GYSBI argued that these firms have no offices or personnel in Guyana and that all services, as well as the resulting income, originated overseas. GYSBI maintained that under the Income Tax Act, withholding tax applies only to income earned within Guyana. Justice George agreed, emphasising that the law focuses on where the foreign company’s income is earned, and not where the Guyanese company’s revenue originates, nor where the payment is dispatched from.
“It is evident that the payments related to income arising overseas,” the judge noted, adding that the location of GYSBI’s own business activities in Guyana was irrelevant for determining the tax liability of the non-resident service providers.
Withholding tax is a form of taxation in which a business is required to deduct a portion of a payment before passing the remainder to the recipient and then remit that deducted amount directly to the Government.

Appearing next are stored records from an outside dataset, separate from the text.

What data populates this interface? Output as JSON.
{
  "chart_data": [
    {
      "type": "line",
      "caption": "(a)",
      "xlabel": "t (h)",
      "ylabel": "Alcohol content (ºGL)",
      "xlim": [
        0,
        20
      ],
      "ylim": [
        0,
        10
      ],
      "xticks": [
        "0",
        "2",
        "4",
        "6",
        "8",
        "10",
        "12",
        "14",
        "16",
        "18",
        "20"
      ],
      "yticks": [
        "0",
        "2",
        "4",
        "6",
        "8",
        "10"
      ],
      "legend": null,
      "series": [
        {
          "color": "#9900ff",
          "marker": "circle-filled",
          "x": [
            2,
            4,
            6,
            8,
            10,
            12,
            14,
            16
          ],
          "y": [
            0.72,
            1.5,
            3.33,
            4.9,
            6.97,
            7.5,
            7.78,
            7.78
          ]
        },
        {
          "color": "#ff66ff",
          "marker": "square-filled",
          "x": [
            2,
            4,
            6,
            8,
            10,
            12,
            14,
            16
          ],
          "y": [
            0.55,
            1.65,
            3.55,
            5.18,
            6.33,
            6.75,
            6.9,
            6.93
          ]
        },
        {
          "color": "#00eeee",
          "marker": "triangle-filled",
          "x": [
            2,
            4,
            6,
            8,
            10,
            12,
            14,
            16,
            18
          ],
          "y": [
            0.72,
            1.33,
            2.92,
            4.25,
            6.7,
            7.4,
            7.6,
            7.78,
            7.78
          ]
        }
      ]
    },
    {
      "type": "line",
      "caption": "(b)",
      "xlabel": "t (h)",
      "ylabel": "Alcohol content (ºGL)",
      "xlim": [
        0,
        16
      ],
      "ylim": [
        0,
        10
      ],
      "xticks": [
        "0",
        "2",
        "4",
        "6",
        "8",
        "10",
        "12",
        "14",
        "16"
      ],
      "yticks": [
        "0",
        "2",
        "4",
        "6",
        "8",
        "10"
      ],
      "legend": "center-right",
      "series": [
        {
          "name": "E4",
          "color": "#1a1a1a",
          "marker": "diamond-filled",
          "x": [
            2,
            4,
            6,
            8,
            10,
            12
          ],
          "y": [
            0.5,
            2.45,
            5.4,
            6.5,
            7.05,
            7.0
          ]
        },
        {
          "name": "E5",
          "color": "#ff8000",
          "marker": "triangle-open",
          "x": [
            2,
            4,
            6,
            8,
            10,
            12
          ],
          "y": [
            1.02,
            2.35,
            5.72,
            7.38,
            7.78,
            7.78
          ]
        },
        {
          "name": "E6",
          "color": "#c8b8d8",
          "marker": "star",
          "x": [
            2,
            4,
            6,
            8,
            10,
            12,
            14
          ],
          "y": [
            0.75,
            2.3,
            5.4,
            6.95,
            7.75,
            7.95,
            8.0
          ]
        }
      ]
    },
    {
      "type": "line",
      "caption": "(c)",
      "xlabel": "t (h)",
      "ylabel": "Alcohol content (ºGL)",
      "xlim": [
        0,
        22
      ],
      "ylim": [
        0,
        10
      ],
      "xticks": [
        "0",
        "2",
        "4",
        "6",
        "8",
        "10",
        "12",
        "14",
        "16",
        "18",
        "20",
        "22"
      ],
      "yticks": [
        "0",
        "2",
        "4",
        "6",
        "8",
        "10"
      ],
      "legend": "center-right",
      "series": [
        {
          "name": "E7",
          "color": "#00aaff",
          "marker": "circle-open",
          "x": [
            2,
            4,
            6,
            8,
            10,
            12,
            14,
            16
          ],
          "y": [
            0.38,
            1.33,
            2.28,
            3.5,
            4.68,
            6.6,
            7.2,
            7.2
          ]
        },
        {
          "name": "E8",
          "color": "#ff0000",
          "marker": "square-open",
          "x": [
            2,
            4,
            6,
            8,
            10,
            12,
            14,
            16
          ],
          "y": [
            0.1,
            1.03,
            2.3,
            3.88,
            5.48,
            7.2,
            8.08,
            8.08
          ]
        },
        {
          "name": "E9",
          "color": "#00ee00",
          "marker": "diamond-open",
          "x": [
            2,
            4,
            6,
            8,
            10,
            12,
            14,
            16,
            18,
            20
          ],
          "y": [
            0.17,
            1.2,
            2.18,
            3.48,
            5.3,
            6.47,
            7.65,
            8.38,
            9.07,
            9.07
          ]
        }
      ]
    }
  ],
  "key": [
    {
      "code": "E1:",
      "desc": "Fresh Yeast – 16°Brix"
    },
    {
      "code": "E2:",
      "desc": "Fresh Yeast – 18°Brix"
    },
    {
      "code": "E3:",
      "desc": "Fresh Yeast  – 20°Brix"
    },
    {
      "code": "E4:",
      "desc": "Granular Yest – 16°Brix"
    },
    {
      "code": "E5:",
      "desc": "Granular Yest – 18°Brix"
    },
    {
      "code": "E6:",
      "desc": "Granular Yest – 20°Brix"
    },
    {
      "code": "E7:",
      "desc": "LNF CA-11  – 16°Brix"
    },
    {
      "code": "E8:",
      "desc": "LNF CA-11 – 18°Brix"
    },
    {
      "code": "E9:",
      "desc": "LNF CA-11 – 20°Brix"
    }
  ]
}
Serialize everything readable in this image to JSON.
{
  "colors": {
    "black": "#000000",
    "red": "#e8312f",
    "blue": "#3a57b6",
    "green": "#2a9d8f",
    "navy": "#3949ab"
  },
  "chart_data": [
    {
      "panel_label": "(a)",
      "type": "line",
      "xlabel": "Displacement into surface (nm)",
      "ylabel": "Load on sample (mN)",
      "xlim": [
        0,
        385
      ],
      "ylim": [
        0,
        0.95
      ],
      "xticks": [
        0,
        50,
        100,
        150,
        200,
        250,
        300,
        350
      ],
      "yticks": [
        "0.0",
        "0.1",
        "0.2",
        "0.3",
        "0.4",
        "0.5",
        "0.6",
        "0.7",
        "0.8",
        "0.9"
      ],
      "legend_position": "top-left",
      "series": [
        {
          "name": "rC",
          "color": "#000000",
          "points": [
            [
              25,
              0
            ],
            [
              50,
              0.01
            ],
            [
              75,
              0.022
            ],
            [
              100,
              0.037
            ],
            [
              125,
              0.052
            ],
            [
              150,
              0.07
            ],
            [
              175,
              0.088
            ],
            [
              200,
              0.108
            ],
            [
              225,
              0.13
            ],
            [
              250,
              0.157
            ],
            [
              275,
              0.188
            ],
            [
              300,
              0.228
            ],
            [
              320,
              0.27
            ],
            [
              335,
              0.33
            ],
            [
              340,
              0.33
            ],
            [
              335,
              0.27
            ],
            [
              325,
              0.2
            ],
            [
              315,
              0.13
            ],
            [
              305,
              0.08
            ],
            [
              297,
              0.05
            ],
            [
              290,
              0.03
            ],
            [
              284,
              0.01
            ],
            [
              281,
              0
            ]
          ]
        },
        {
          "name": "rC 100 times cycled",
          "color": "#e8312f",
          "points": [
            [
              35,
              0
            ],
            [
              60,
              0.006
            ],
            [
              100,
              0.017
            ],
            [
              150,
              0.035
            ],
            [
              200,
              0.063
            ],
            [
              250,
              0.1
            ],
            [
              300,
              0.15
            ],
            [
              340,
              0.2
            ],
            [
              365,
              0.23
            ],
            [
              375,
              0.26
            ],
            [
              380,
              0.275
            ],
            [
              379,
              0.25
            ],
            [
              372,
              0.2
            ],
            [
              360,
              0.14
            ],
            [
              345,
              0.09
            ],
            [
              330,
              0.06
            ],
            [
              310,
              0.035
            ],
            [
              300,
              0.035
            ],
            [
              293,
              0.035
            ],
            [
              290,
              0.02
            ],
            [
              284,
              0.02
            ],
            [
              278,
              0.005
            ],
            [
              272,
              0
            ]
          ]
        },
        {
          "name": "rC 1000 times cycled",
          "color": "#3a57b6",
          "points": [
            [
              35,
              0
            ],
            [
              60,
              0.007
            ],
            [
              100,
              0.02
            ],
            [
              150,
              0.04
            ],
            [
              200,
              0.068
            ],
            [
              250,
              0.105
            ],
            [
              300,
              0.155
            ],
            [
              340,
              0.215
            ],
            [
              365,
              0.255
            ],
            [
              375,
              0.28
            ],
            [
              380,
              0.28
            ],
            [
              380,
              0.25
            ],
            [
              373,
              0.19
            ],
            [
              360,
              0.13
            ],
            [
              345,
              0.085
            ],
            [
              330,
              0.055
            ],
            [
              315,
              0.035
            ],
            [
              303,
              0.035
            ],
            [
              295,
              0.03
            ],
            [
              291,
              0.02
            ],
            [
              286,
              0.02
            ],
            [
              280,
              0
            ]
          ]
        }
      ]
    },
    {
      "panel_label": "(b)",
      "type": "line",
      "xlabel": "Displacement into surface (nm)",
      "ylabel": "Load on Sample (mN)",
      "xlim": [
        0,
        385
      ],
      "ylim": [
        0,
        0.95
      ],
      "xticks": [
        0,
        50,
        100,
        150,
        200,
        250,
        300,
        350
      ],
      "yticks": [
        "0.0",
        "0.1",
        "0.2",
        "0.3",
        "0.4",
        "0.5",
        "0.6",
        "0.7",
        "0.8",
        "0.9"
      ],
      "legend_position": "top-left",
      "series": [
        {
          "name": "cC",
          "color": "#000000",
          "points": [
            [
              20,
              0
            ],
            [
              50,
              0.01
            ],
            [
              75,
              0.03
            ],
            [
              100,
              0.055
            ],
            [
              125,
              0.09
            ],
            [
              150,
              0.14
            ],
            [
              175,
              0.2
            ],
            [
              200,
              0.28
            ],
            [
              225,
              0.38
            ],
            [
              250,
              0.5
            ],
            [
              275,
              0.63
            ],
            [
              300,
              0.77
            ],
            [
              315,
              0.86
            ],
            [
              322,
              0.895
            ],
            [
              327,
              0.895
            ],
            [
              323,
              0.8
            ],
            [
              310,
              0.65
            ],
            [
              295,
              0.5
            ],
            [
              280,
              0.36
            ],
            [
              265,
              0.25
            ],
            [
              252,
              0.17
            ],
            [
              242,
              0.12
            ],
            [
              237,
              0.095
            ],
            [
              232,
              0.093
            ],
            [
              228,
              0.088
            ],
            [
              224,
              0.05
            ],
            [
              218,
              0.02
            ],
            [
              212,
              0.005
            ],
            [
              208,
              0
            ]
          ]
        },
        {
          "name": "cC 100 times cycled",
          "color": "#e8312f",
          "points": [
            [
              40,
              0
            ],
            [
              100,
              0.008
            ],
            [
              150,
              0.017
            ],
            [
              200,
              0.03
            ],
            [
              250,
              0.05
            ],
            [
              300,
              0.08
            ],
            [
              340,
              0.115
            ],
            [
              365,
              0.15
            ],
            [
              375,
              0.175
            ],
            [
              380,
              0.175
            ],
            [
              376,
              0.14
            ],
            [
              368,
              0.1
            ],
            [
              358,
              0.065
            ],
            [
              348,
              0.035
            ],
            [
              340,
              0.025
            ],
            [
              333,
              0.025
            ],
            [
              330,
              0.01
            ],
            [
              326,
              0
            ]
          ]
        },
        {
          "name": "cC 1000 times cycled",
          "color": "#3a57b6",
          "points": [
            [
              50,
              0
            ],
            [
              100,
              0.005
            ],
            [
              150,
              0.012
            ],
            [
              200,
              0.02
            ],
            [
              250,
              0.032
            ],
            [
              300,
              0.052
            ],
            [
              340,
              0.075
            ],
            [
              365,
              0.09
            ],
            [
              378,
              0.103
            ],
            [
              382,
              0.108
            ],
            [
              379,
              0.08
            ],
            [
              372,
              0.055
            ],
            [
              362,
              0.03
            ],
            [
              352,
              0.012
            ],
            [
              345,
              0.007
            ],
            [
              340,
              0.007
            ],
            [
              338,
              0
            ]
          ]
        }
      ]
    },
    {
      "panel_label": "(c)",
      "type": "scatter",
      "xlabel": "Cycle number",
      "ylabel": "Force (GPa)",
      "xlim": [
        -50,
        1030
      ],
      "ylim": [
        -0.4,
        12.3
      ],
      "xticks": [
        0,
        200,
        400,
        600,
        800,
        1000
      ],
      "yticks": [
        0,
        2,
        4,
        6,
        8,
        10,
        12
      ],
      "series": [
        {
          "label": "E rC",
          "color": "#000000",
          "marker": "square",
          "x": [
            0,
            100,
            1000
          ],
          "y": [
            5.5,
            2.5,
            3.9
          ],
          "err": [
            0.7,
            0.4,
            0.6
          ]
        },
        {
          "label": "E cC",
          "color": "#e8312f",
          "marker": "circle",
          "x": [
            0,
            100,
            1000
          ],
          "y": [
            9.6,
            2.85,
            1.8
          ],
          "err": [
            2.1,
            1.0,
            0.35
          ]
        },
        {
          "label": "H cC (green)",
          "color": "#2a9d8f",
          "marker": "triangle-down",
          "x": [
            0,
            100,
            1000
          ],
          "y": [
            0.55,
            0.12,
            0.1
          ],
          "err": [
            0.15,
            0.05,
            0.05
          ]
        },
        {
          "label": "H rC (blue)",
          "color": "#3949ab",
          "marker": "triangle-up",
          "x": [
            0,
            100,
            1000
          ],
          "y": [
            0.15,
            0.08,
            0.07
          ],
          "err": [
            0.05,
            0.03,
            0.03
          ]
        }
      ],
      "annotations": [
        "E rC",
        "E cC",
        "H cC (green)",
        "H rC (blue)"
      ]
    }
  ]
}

It is typically applied to payments made to non-resident companies or individuals for services such as management, consultancy, technical work, or royalties. Under Guyanese law, withholding tax becomes payable when a local company pays a non-resident for certain categories of services, however Section 39 (1)(b) of the Income Tax Act, notes that “… in the case of payment of income arising outside Guyana to such a person withholding tax shall not be payable.” GRA argued that GYSBI was subject to the withholding tax given that “the payments for the services provided by the three companies allowed [GYSBI] to generate income in Guyana, and therefore the payment to the three companies would be subject to the withholding tax.”
However, the Judge challenged this noting “I do not agree with the respondent’s assertions in these regards. To conclude would be to misapply the clear intent of s 39 (1)(b).” She further noted that, “The focus has to be on where the income to which the payment relates is derived and for what purpose. The income of the paying entity, in this case the appellant, more especially how and where such income is generated, is irrelevant.” According to the court, GYSBI provided unchallenged evidence showing that the recruitment, engineering and procurement services were performed abroad and that payments were made to foreign bank accounts.
No rebuttal evidence
Justice George criticised the GRA for failing to produce any rebuttal evidence, despite having conducted an audit prior to issuing the assessment.
The ruling leaned on long-standing Caribbean tax jurisprudence, including decisions from Trinidad and Tobago’s Court of Appeal, which held that withholding tax cannot be imposed on payments linked to income generated outside the taxing jurisdiction, and also cited Denbow’s text, ‘Income Tax in the Commonwealth Caribbean’.